The man in question – Jeremy Joseph Christian – was convinced that he was better than these girls. That his hate of the girls and the men who defended them was justified because they were the cause of his problems, and the cause of his country’s problems. That if only they had the right colour of skin or believed the “right things” (like he does) then everything would be fine.
And while most of the time it doesn’t come to a lethal stabbing, it seems that it’s a pretty human thing to have someone or some group of people that we judge ourselves to be better than. (Let’s face it – how many of us just thought ‘but at least I’m not as bad as Mr. Christian’!)
Despite his last name or the fact that white supremacism often wraps itself in the cloak of Christianity, I doubt that if Jesus himself had been on that train it would have made much difference to what Mr. Christian would have attempted that day. No amount of ‘reasoning’ with the man would have changed things. I suspect that if Mr. Christian had followed Jesus around for days or weeks or even months previously, he would have still assumed that Jesus had come to place white’s back in their ‘rightful’ place, and would have completely and totally missed the point of Jesus’ words.
And in their own way, that seems to be what was happening with some of the folks who were following Jesus. They seemed to be missing the point. They seemed to be trying to force Jesus into being who they wanted him to be, instead of listening and responding with changed hearts and transformed lives to the invitation he was offering.
So Jesus tells them a story about a queen and a group of people.
The Queen of the South was a foreigner who travelled to Israel from Africa (probably Nubia, or present-day Ethiopia).
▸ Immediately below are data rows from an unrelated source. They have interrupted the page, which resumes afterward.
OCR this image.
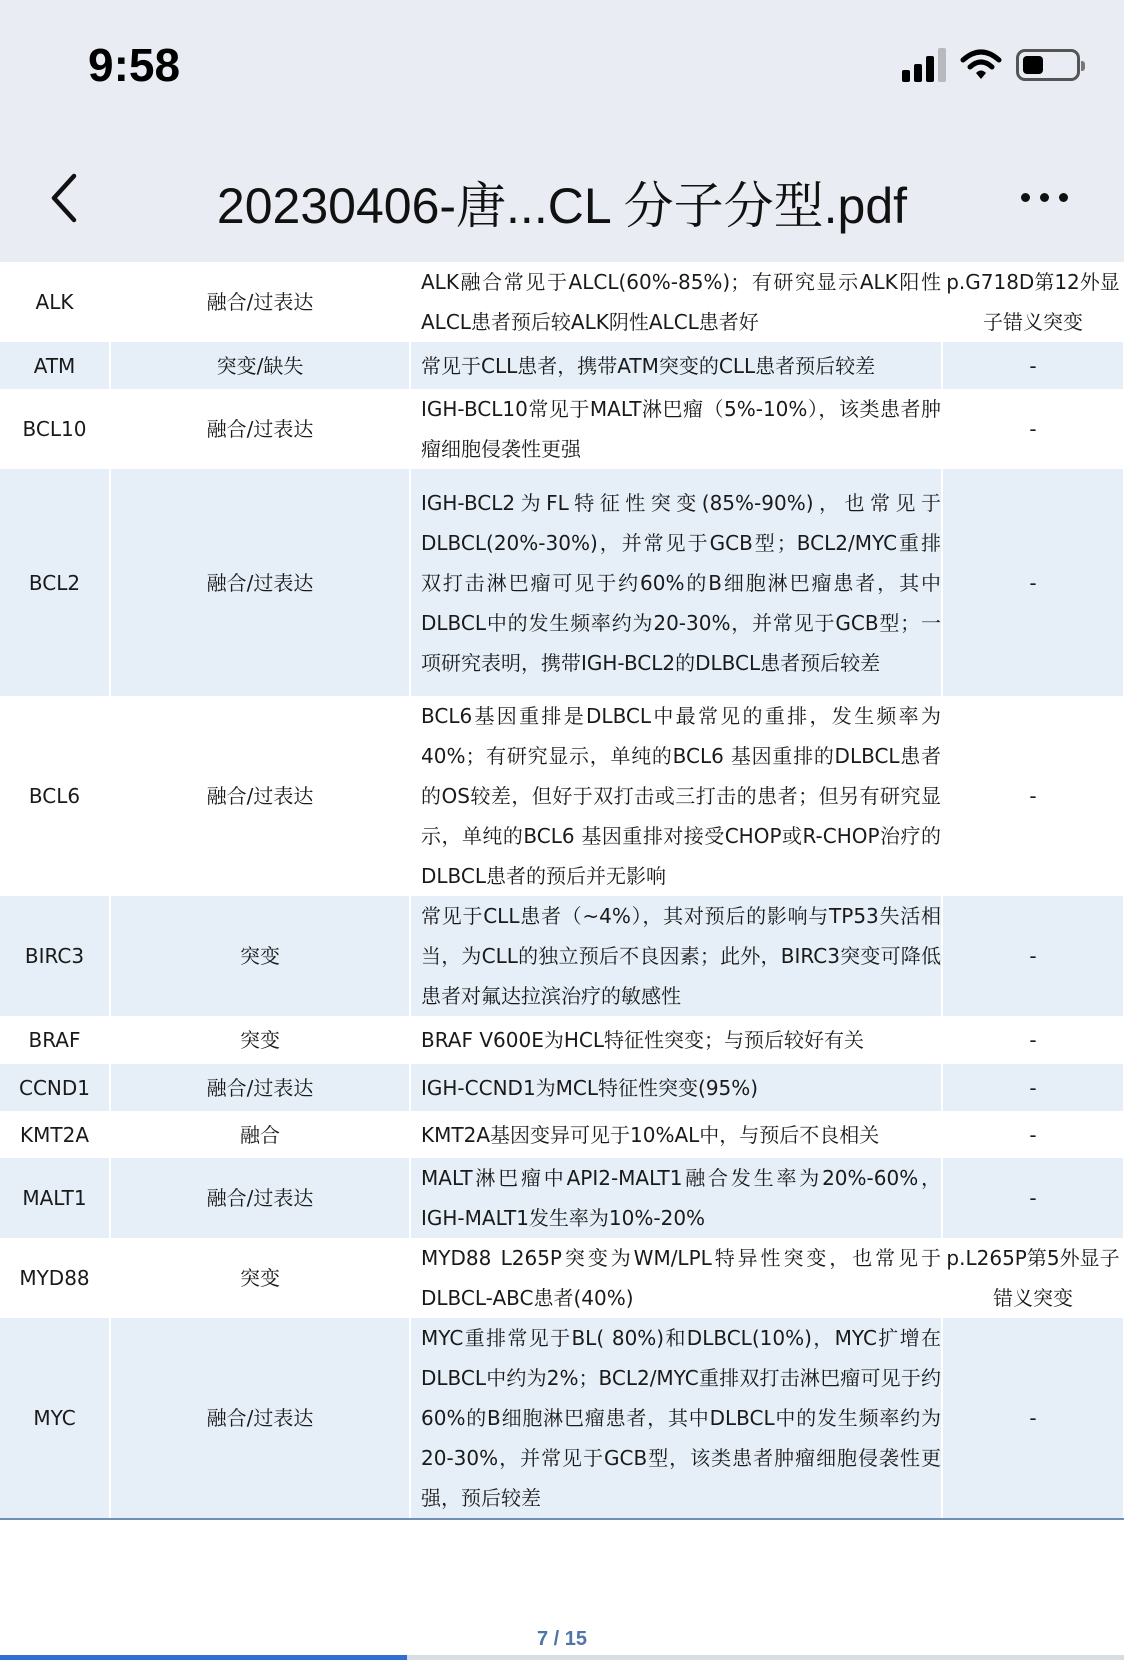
9:58
20230406-唐...CL 分子分型.pdf
ALK	融合/过表达	ALK融合常见于ALCL(60%-85%)；有研究显示ALK阳性ALCL患者预后较ALK阴性ALCL患者好	p.G718D第12外显子错义突变
ATM	突变/缺失	常见于CLL患者，携带ATM突变的CLL患者预后较差	-
BCL10	融合/过表达	IGH-BCL10常见于MALT淋巴瘤（5%-10%），该类患者肿瘤细胞侵袭性更强	-
BCL2	融合/过表达	IGH-BCL2为FL特征性突变(85%-90%)，也常见于DLBCL(20%-30%)，并常见于GCB型；BCL2/MYC重排双打击淋巴瘤可见于约60%的B细胞淋巴瘤患者，其中DLBCL中的发生频率约为20-30%，并常见于GCB型；一项研究表明，携带IGH-BCL2的DLBCL患者预后较差	-
BCL6	融合/过表达	BCL6基因重排是DLBCL中最常见的重排，发生频率为40%；有研究显示，单纯的BCL6 基因重排的DLBCL患者的OS较差，但好于双打击或三打击的患者；但另有研究显示，单纯的BCL6 基因重排对接受CHOP或R-CHOP治疗的DLBCL患者的预后并无影响	-
BIRC3	突变	常见于CLL患者（~4%），其对预后的影响与TP53失活相当，为CLL的独立预后不良因素；此外，BIRC3突变可降低患者对氟达拉滨治疗的敏感性	-
BRAF	突变	BRAF V600E为HCL特征性突变；与预后较好有关	-
CCND1	融合/过表达	IGH-CCND1为MCL特征性突变(95%)	-
KMT2A	融合	KMT2A基因变异可见于10%AL中，与预后不良相关	-
MALT1	融合/过表达	MALT淋巴瘤中API2-MALT1融合发生率为20%-60%，IGH-MALT1发生率为10%-20%	-
MYD88	突变	MYD88 L265P突变为WM/LPL特异性突变，也常见于DLBCL-ABC患者(40%)	p.L265P第5外显子错义突变
MYC	融合/过表达	MYC重排常见于BL( 80%)和DLBCL(10%)，MYC扩增在DLBCL中约为2%；BCL2/MYC重排双打击淋巴瘤可见于约60%的B细胞淋巴瘤患者，其中DLBCL中的发生频率约为20-30%，并常见于GCB型，该类患者肿瘤细胞侵袭性更强，预后较差	-
7 / 15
She had no reason to listen to the God of Israel or his King, and yet she travelled many, many hundreds of miles to do just that. But she was female. She was black. She was a foreigner. She probably dressed funny and followed funny rituals and didn’t know to offer the right sacrifices.
Jesus’ listeners had probably come up with a multitude of reasons to condemn her.
The people of Nineveh were hated, treacherous enemies of the Jews. They were seen as incredibly immoral people, and Jonah was none too pleased that God asked him to be part of giving them a chance to repent. (Jonah just wanted them to burn!!!) Yet the Ninevites listened to Jonah’s warnings and did what God had told them to do. But they hadn’t kept the sexual rules. They hadn’t kept the dietary rules. They hadn’t kept the dress rules. They hadn’t kept any of the rules – yet in response to their changed lives, God relented and didn’t punish them.
Jesus’ listeners definitely had lots of reasons to condemn the Ninevites!
But Jesus shows up in their midst and starts talking about life and wholeness; about love and shalom; about blessings and futures, and this audience is too busy with it’s hatred and condemnation of everyone else that they miss it! And so Jesus tells them off in a most profound way. He turns the tables on their condemnation and tells them that the very people that they are condemning will be the ones to condemn them at the end of it all.
Apparently their smug superiority will get them nowhere. Evidently their ‘righteousness’ and ‘purity’ won’t make any difference. Indesputably neither their race, their ethnicity, their gender or their sexual practices will buy them the favour they are looking for. To an audience that held radical thinkers from right and left, Jesus says “this is not the way forward.”
There is a way forward, but it isn’t what they think.
The only way forward is to walk away from the game of who’s in and who’s out (whatever ‘side’ you decide you fall on) and get real about being the person God made you to be for the purpose he called you to live.Journal Questions:
- Are there people who you think less of? Regardless of where you sit, you may have opinions – possibly very strong opinions – of people because of their religion or ethnicity; their sexuality or level of wealth; their politics or ‘lifestyle’ or friends or hobbies.
- Do you ever find yourself justifying your actions or attitudes or beliefs as ‘at least’ being ‘better’ than ‘those people?’
- What would you say if Jesus showed up today and told you that people from the ‘those people’ group were going to be the ones to write your obituary at the end of your life? That they would be given power to tell your story when all was said and done?
- Is it possible that they would have something to say about what you had done with your position? Your power? Your privilege? Might they say that Jesus was right there and you missed him?